“Well?” demanded Mme. Ladoguin, her eyes glowing sombrely.

“The idea came to me in a flash, but it was too improbable to accept without investigation. I went at once to the station, and by great good fortune succeeded in finding the guard of the train that was wrecked near Przlepka. Otherwise I might have had to wait two or three days. He recollected the party perfectly, and described them—the brother an ordinary, impassive Englishman, one sister vivacious in the wooden English way, but the other totally different. He said himself that he would have guessed her to be a Scythian, as also the aunt who was killed in the accident. With another happy flash, I asked him if he had happened to visit the aunt’s grave at Przlepka. He had done so, and the name upon the stone was Evdotia Vladimirovna. That was the Christian name of Madame Lyofsky, the lady-in-waiting who vanished with the Princess.”

“Excellent! Well done! Continue, pray!” cried Mme. Ladoguin, clapping her hands softly.

“I could get no more from the man, for he had, of course, only been able to observe the Smiths from Tatarjé to Przlepka. To obtain further information, I must go myself to Tatarjé and question the car-attendant on the Orient Express, who must have plenty to tell. But at present, what is your view of the case, my dear Chariclea?”

“There can only be one view,” she responded quickly. “The Princess fell in with these Smiths in Paris, and either by bribery or entreaty, induced them to adopt Mme. Lyofsky and herself as members of their party, flattering herself that she would thus escape discovery.”
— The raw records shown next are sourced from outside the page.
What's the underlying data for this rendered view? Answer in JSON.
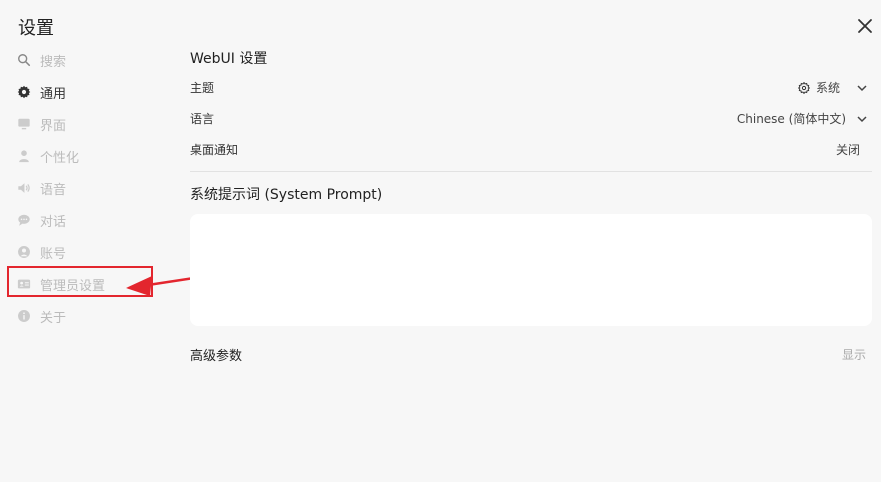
{
  "dialog": {
    "title": "设置"
  },
  "sidebar": {
    "items": [
      {
        "label": "搜索",
        "icon": "search-icon",
        "active": false
      },
      {
        "label": "通用",
        "icon": "gear-icon",
        "active": true
      },
      {
        "label": "界面",
        "icon": "monitor-icon",
        "active": false
      },
      {
        "label": "个性化",
        "icon": "user-icon",
        "active": false
      },
      {
        "label": "语音",
        "icon": "speaker-icon",
        "active": false
      },
      {
        "label": "对话",
        "icon": "chat-icon",
        "active": false
      },
      {
        "label": "账号",
        "icon": "account-icon",
        "active": false
      },
      {
        "label": "管理员设置",
        "icon": "admin-card-icon",
        "active": false
      },
      {
        "label": "关于",
        "icon": "info-icon",
        "active": false
      }
    ]
  },
  "main": {
    "section_title": "WebUI 设置",
    "theme": {
      "label": "主题",
      "value": "系统"
    },
    "language": {
      "label": "语言",
      "value": "Chinese (简体中文)"
    },
    "notifications": {
      "label": "桌面通知",
      "value": "关闭"
    },
    "system_prompt": {
      "label": "系统提示词 (System Prompt)",
      "value": ""
    },
    "advanced": {
      "label": "高级参数",
      "toggle": "显示"
    }
  },
  "colors": {
    "highlight": "#e3262e",
    "background": "#f7f7f7"
  }
}
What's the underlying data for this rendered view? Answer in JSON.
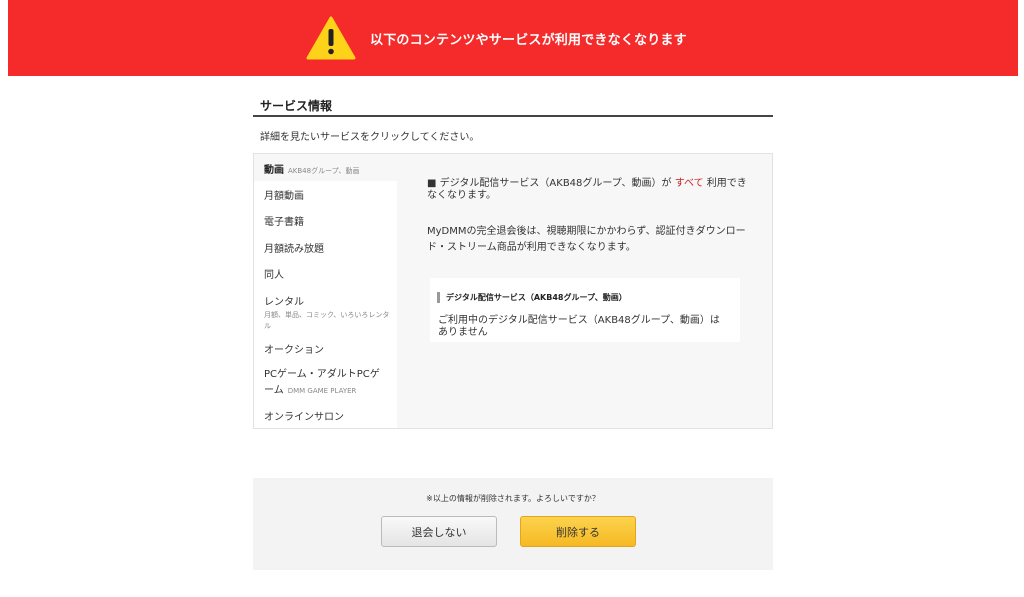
{
  "banner": {
    "icon": "warning-icon",
    "text": "以下のコンテンツやサービスが利用できなくなります",
    "color": "#f52b2b"
  },
  "section": {
    "title": "サービス情報",
    "description": "詳細を見たいサービスをクリックしてください。"
  },
  "menu": {
    "active": {
      "label": "動画",
      "sub": "AKB48グループ、動画"
    },
    "items": [
      {
        "label": "月額動画",
        "sub": ""
      },
      {
        "label": "電子書籍",
        "sub": ""
      },
      {
        "label": "月額読み放題",
        "sub": ""
      },
      {
        "label": "同人",
        "sub": ""
      },
      {
        "label": "レンタル",
        "sub": "月額、単品、コミック、いろいろレンタル"
      },
      {
        "label": "オークション",
        "sub": ""
      },
      {
        "label": "PCゲーム・アダルトPCゲーム",
        "sub": "DMM GAME PLAYER"
      },
      {
        "label": "オンラインサロン",
        "sub": ""
      }
    ]
  },
  "content": {
    "lead_prefix": "■ デジタル配信サービス（AKB48グループ、動画）が",
    "lead_emphasis": "すべて",
    "lead_suffix": "利用できなくなります。",
    "emphasis_color": "#cc2222",
    "paragraph": "MyDMMの完全退会後は、視聴期限にかかわらず、認証付きダウンロード・ストリーム商品が利用できなくなります。",
    "notice": {
      "title": "デジタル配信サービス（AKB48グループ、動画）",
      "body": "ご利用中のデジタル配信サービス（AKB48グループ、動画）はありません"
    }
  },
  "confirm": {
    "text": "※以上の情報が削除されます。よろしいですか？",
    "cancel_label": "退会しない",
    "delete_label": "削除する",
    "delete_color": "#f6b923"
  }
}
“So I should have thought but for something else that I learned to-day. The man Smith and his sister are in reality no more Smith than the Princess is. Their true name is Teffany.”

“Well?” asked the Consul-General curiously.

“Teffany—which is Theophanis,” said M. Mitsopoulo. His sister sprang up from her cushions.

“What! Nicetas, you don’t mean——”

“I mean that Panagiotis has succeeded, where his predecessors failed, in unearthing or manufacturing an English representative of the senior male line of the descendants of John Theophanis.”